In 2016, because of rising levels of fluconazole resistance, the increasing frequency of non-albicans Candida species (which tend to be more resistant to antifungals), and evidence that echinocandins are more effective than fluconazole, the Infectious Diseases Society of America (IDSA) changed its treatment guidelines to recommend echinocandins for initial treatment of candidemia. To assess adherence to those guidelines, researchers with the Emerging Infections Program, a collaboration between the CDC and state health departments, analyzed candidemia surveillance data from nine US sites. To identify instances of potentially inappropriate treatment, they compared the first antifungal drug received with species and antifungal susceptibility testing (AFST) results.
The analysis found that 2,415 candidemia cases occurred among 2,271 adult patients. Of these patients, 1,835 received an antifungal drug, with 68.6% receiving an echinocandin and 29.6% receiving fluconazole. Over half (56%) of the patients treated with fluconazole grew a non-albicans species, and among 265 patients who were treated with fluconazole and had AFST results, 10.6% had a fluconazole-resistant isolate.

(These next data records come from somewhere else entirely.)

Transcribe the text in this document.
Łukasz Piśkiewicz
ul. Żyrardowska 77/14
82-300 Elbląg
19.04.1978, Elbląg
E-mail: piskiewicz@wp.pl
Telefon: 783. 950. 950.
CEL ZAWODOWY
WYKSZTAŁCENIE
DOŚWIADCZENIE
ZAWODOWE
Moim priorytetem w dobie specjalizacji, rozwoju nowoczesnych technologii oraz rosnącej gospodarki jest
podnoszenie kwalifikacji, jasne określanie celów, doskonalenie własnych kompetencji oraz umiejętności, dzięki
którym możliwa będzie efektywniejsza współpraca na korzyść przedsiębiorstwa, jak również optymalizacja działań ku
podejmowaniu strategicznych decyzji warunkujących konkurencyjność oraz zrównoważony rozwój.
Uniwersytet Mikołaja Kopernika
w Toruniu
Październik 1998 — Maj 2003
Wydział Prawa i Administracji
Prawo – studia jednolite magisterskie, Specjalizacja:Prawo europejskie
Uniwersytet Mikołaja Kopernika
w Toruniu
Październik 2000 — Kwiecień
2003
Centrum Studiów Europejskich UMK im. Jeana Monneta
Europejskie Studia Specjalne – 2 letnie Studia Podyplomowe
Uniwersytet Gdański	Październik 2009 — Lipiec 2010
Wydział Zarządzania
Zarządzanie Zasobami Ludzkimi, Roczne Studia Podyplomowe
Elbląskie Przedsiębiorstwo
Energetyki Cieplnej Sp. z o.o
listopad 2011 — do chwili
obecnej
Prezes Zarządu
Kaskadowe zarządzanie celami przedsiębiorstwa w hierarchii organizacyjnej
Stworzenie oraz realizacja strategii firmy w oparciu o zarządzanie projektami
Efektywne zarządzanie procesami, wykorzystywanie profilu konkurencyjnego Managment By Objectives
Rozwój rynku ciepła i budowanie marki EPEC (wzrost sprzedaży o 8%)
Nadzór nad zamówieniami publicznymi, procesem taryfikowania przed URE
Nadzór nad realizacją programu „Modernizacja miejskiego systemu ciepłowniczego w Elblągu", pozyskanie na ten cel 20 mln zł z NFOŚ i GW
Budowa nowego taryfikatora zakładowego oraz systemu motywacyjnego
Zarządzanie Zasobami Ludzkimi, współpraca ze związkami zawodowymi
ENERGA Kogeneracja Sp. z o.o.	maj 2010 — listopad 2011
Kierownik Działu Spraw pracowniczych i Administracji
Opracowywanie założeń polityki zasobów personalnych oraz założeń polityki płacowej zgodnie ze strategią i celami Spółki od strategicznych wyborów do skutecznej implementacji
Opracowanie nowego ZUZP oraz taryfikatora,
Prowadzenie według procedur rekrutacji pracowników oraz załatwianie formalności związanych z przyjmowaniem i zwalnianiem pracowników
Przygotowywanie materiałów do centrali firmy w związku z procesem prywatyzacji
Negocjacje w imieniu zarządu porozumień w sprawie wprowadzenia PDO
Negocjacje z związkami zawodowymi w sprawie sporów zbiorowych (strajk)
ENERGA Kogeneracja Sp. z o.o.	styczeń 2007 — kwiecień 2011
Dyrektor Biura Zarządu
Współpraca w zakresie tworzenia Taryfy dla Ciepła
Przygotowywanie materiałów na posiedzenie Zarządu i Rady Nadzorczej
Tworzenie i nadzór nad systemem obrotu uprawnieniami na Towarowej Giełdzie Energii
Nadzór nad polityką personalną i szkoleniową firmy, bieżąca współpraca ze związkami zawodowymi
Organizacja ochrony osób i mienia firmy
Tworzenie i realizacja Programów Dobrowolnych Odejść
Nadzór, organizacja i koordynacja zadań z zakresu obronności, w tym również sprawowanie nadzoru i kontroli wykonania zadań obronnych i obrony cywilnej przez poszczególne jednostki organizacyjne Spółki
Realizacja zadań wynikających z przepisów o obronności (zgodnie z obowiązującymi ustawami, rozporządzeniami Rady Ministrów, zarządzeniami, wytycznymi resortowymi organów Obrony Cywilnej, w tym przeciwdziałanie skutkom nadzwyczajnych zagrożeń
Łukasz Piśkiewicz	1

Multivariable logistic regression modeling found that cirrhosis, recent hospitalization, and surveillance site were the only factors significantly associated with receipt of an echinocandin versus fluconazole, with cirrhosis patients more than twice as likely to receive an echinocandin (adjusted odds ratio, 2.06; 95% confidence interval, 1.29 to 3.29). In addition, patients at certain surveillance sites had over twice the odds of receiving an echinocandin compared with other sites, suggesting that geographic location and regional practices play a stronger role in initial candidemia therapy.
“Our findings highlight opportunities for closer adherence to IDSA guidelines on antifungal drug selection and AFST utilization, as well as the need for improved candidemia diagnostic tools,” the study authors concluded. “Further research regarding how clinicians choose antifungal drugs for candidemia and barriers to use of IDSA guidelines is also needed.”